I'll probably pick up a 5-gal CO2 canister from the beer store along with a regulator, bubble counter, and one of those glass flower-like diffusers. I want the system to be as automated as possible, so I plan on getting an electronic solenoid and hooking it on a timer along with my lights. Aquatic Eco-Systems has a regulator with built-in bubble counter for US$110
, Drs. Foster & Smith (DFS) has a complete kit
for about the same price.
I guess I'll ditch the bubbler, since I've read that too much surface agitation will waste CO2. I sure hope my little fish don't asphyxiate.
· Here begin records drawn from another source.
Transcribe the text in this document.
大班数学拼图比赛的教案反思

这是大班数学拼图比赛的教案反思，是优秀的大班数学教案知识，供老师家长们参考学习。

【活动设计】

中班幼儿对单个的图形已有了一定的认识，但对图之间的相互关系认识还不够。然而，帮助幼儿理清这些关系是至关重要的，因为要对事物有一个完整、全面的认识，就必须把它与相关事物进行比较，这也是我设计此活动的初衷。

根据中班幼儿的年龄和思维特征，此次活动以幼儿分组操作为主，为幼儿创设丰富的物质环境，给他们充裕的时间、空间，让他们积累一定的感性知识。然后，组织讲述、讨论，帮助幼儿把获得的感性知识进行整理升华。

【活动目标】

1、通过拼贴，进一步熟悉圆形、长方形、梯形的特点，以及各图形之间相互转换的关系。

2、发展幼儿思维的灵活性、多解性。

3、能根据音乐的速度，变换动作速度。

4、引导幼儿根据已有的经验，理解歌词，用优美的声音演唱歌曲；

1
There's not a chance of me replacing the substrate. I plan on dosing regular Flourish once every two or three weeks unless told otherwise. I guess that, when I get more difficult plants, I'll look into a more complex dosing regimes.
Currently there are two plecos (one is temporary), two yoyo loaches, one kulli loach, six rummynose tetras, one cardinal tetra (historical reasons), and N marigold swordtails and platys, for a large value of N. We'll probably give away a handful of the numerous orange fish for something like black or glow-light tetras.
The plan for the 6-gallon tank:
Complete overhaul! Definitely a grey substrate. I'd like to see about getting dwarf versions of plants to give the tank a nice "tiny world" feel. Low-electricity is a must, but I don't think this tank will draw more than 20W. Also, shrimp. Some nice red & white ones.
I'd like to try a DIY approach to the CO2, so I might make my own yeast farm, like I've seen in a couple of posts here. I'm not sure how to turn it off at night or whether that will be a problem.
The heater might be unnecessary, but I'm not sure yet. It's kinda big.
I'll probably remove the bubbler, like the 48-gallon, as well as throw some filter floss under the bio-wheel so that there's less surface agitation.
Thanks for reading. I welcome your comments, questions and criticism.